My sons were born into my freedom, but without freedom’s ease.

As a single father, I began to see how incarceration followed me into parenting. What prison demanded of me as a teenager didn’t belong in the life I wanted to model for my children.
That realization forced a difficult truth: I had been released from prison, but I hadn’t yet decarcerated myself.
As a society, we talk about decarceration mostly as a policy goal—shorter sentences, fewer prisons, smarter reform. Those efforts matter. But they’re incomplete without addressing what confinement does to a person internally. .
That understanding is what led me to the road.
Earlier this year, as I marked the 30th year since my death sentence, my sons and I left New Orleans headed for two years on the road.

Living in an RV with my children isn’t about escape. It’s about movement as a deliberate counterweight to institutionalization. I have learned that mobility disrupts the rigid mental structures incarceration builds. It interrupts institutional time—the counts, the schedules, the sameness—and replaces it with something less familiar and more demanding: choice.
Regaining my sense of freedom means lifting unnecessary boundaries for my sons. Because of the way I am still wired, I have carefully planned our trip, structuring freedom and choice into our lives. The idea is that these will become ingrained in me, just like prison once was.
So far, it seems to be working. On the road, fewer rules are imposed. More are negotiated. Homeschooling becomes an act of unlearning. We trade bells and rows for conversation and inquiry. Curiosity becomes central again, not compliance.
This may sound romantic. My hope is for repair. Because freedom can be destabilizing. Without the external structure of everyday life and all the rigidity I built up, I will be forced to confront what remains inside. To reflect.
I’ve come to call this process “decarcerating the self.”
In this uneven, nonlinear work, grief lives alongside possibility—grief for the years lost, for the friends who didn’t make it, for versions of myself that never had room to exist.
Now, unexpectedly, I have another layer of challenge: I lost a contract that I’d planned to rely on for support as we drove. I started a GoFundMe (please contribute if you can), but I am trying to maintain my sense of possibility.
I’ve also learned that the effects of institutionalization aren’t limited to prisons. Many Americans live with institutionalized minds—shaped by schools, workplaces, and systems that reward obedience over imagination. Formerly incarcerated people experience this most intensely, and with the fewest resources to address it.

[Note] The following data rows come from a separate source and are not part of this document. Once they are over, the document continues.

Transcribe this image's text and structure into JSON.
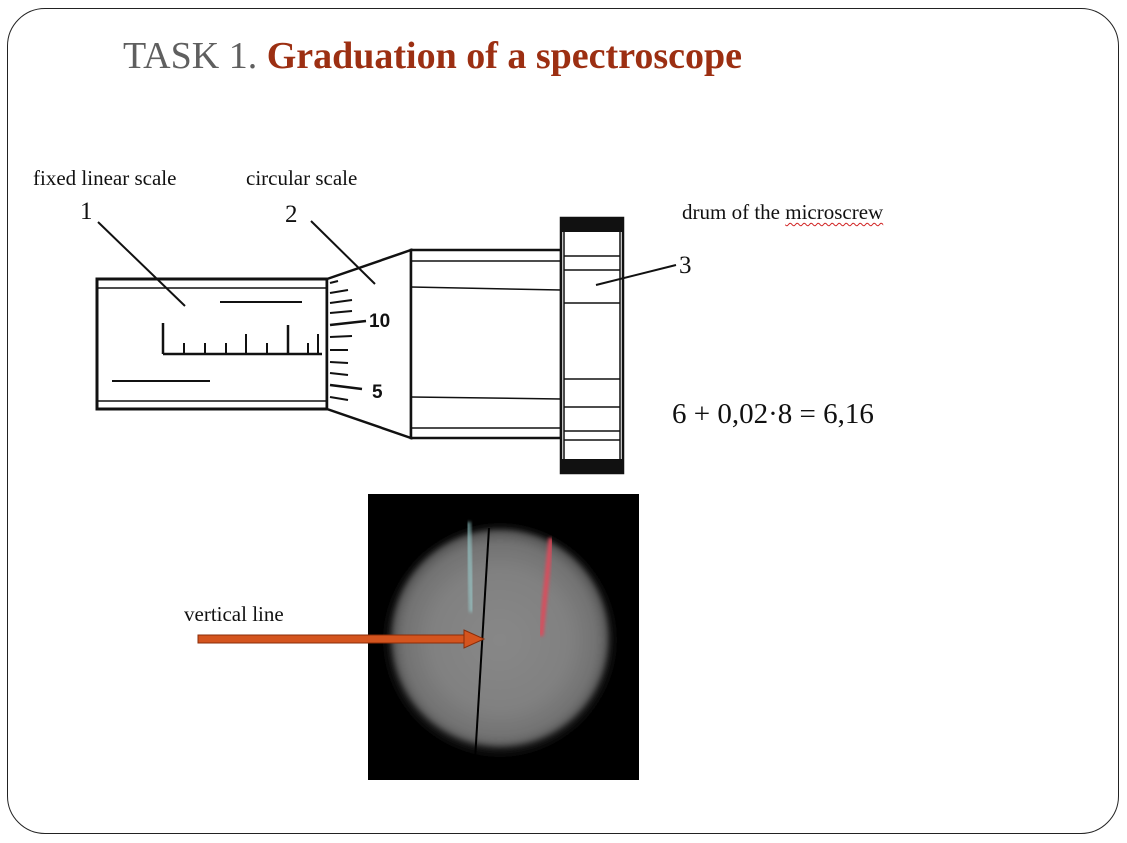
{
  "title": {
    "prefix": "TASK 1.",
    "main": "Graduation of a spectroscope"
  },
  "labels": {
    "fixed_scale": "fixed linear scale",
    "circular_scale": "circular scale",
    "drum": "drum of the",
    "drum_word": "microscrew",
    "vertical_line": "vertical line"
  },
  "callouts": {
    "one": "1",
    "two": "2",
    "three": "3"
  },
  "drum_ticks": {
    "ten": "10",
    "five": "5"
  },
  "formula": "6 + 0,02·8 = 6,16",
  "colors": {
    "title_main": "#9c2f12",
    "title_prefix": "#5f5f5f",
    "arrow": "#d4541e",
    "photo_bg": "#000000",
    "red_line": "#e0485a"
  }
}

I’m not taking my children on the road to teach them how to be free. Freedom, I’ve come to understand, isn’t the absence of bars. It’s the presence of agency, dignity, and the courage to live beyond survival.
The RV moves. The landscape changes. My children ask questions I can’t always answer. I’m learning how to live inside freedom without fearing it.
That, to me, is what decarcerating the self looks like.